The upcoming research project from Mozilla will firstly land as an early preview. It is called Servo and developers should be able to test it in June.
Servo, which was crafted using Rust, promises to be increasingly modular, which should go a long way for a browser engine. Software engineers should find this quite useful when working on and with Servo, as they will be able to enjoy additional flexibility and make the code easier to grasp and work with.
To give it an increased stability factor, the developers programmed Servo to handle HTML parsing and rendering as distinct tasks.
It should be noted that the new browser engine will not make Firefox obsolete, at least not from the get-go.
"To be clear, this will be a very early release (nightly builds) of Servo with [an] HTML UI (browser.html)," a member of the coding team explains. The engineer points out that there is still a lot of work to be done on Servo. Currently, the team is more preoccupied with early implementation and feedback.

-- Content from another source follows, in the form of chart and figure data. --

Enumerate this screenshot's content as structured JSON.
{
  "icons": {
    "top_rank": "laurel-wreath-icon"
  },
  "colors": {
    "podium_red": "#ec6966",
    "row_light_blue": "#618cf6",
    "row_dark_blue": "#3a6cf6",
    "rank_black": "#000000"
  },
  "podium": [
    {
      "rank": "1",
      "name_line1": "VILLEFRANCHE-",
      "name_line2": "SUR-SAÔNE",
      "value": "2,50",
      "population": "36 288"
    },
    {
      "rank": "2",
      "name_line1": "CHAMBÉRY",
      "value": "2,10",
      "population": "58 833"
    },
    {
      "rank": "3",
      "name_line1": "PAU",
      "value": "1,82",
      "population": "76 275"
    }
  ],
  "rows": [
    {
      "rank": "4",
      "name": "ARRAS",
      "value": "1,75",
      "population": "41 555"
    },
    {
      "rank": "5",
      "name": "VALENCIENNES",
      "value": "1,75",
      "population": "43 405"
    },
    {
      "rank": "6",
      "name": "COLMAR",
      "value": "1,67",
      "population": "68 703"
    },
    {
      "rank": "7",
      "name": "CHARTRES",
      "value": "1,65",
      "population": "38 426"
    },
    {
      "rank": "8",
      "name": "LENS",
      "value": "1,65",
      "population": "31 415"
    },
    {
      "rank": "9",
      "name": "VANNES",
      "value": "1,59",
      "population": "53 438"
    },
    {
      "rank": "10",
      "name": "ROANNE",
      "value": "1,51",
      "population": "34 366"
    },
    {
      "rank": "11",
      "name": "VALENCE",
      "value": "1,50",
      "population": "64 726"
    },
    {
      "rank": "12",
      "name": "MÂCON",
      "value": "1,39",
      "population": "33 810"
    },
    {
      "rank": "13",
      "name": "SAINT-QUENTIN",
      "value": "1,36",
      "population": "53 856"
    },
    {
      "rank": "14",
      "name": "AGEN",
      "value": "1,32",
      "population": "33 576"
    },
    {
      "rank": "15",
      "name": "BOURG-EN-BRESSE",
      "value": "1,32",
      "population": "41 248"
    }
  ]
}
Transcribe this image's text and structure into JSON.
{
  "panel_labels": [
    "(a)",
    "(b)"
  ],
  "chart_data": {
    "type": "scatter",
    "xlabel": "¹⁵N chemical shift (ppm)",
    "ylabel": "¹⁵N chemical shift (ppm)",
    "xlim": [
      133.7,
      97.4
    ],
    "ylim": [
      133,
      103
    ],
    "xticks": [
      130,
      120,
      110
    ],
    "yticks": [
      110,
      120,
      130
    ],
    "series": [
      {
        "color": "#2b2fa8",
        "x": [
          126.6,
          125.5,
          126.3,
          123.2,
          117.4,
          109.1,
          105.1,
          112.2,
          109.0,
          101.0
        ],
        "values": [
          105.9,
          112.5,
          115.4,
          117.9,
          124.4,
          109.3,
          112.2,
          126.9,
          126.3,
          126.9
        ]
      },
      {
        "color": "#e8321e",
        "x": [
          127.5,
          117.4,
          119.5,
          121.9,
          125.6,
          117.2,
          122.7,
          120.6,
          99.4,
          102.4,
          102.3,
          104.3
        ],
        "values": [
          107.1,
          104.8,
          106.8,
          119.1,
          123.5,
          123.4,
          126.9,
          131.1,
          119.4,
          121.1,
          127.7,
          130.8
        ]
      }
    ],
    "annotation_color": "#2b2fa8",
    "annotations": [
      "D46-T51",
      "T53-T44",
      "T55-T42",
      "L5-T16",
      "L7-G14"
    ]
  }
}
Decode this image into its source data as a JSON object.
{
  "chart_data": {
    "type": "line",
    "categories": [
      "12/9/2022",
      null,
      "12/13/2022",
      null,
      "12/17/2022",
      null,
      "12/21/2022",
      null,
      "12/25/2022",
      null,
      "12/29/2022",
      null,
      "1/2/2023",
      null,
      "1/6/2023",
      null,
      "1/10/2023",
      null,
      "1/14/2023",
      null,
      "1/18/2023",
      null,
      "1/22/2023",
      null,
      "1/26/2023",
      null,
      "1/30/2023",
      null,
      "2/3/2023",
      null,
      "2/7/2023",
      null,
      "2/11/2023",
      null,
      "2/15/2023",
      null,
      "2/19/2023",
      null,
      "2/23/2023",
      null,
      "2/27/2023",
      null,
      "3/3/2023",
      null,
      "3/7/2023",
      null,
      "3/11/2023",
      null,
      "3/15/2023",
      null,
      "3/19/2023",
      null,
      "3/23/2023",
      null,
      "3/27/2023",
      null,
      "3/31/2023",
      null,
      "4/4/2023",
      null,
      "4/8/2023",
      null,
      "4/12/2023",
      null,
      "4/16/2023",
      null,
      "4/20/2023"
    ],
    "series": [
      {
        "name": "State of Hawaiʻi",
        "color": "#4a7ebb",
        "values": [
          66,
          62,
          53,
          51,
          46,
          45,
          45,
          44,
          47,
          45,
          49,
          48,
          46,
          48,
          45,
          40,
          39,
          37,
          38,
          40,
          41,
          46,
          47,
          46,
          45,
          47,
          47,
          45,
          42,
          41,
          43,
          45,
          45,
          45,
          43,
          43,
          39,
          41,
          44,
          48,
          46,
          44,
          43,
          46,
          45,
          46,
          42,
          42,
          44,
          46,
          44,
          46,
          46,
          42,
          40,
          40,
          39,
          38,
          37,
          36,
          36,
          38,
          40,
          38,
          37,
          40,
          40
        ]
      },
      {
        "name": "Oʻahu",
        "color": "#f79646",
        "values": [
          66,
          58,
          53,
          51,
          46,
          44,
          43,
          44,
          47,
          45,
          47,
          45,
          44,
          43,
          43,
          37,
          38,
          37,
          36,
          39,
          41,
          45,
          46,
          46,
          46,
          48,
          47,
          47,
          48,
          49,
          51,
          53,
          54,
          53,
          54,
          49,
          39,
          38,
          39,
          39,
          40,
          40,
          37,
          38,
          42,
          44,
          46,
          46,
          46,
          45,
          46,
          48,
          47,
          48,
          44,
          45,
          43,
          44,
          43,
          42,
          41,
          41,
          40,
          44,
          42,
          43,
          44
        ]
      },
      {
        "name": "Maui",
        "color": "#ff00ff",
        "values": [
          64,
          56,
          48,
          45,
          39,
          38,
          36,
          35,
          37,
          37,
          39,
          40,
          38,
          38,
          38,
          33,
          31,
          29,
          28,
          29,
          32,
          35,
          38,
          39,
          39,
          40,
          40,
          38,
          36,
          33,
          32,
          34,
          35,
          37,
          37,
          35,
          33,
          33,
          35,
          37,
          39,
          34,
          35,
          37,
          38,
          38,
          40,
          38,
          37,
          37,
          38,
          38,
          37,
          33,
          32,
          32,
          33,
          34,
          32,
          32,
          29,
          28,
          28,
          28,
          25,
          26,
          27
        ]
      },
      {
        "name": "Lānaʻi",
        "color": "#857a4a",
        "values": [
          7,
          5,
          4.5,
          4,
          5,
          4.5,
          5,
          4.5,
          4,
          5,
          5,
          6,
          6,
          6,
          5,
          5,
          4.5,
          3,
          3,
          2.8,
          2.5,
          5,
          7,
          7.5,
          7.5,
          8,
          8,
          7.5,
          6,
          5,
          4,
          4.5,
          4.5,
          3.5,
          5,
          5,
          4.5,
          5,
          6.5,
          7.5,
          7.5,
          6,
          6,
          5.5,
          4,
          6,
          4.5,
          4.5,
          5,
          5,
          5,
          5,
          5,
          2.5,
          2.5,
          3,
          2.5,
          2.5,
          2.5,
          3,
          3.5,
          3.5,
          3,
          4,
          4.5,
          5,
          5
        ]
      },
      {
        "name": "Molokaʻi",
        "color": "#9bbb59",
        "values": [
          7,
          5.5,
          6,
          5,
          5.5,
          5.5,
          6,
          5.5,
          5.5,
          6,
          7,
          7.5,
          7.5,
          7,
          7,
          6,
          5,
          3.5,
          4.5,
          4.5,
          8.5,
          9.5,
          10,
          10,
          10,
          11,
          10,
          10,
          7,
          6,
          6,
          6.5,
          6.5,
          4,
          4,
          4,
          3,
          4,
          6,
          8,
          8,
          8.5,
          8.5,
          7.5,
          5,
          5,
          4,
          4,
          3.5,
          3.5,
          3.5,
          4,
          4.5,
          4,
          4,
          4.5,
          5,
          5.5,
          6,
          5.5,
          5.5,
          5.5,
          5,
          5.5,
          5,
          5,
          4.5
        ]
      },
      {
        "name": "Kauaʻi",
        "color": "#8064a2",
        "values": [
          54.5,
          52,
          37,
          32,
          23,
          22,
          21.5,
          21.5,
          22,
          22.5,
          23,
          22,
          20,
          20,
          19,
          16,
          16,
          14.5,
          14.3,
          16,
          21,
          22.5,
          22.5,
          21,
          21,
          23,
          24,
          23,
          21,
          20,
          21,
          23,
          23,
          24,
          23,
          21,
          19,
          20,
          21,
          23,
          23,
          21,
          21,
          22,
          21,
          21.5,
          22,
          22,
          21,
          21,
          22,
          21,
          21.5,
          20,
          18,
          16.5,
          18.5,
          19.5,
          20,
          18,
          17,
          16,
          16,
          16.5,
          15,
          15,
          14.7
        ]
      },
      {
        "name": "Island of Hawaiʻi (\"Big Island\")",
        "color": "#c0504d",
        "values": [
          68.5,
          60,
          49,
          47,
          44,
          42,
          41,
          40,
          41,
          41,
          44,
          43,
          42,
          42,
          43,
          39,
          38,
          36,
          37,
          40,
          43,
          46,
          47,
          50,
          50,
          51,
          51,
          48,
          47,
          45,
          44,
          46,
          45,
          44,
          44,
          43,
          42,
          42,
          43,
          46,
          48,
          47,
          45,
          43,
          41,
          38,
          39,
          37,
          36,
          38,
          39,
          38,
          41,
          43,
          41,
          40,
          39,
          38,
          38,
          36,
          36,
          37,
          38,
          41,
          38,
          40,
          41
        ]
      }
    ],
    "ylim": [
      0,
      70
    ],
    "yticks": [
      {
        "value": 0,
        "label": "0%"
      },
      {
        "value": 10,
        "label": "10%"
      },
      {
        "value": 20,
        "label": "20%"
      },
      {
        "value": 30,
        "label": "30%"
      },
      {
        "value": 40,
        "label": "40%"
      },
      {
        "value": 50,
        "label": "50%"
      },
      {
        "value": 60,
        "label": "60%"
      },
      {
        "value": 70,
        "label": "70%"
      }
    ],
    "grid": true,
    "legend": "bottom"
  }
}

It looks like Servo will be an inviting test bed for future Firefox technologies.
Mozilla is looking forward to receiving contributions from companies and individuals so that Servo improves quickly and firmly. One big name that works with Mozilla to perfect Servo is Samsung.
Mozilla's Paul Rouget points out that help is welcome "from the community [of developers]" to resolve a number of bugs.
"We would like Servo to be capable of running GitHub, DuckDuckGo, Hacker News and Reddit. We're close, but there are still several rendering and functional issue[s] for each of these websites," he notes.
Servo will play nice with Windows OS and 64-bit architectures such as Android, Gonk (Firefox OS) and OSX. Late last year, Mozilla announced that it will stop supporting Firefox OS for smartphones and focus on connected devices and the Internet of Things.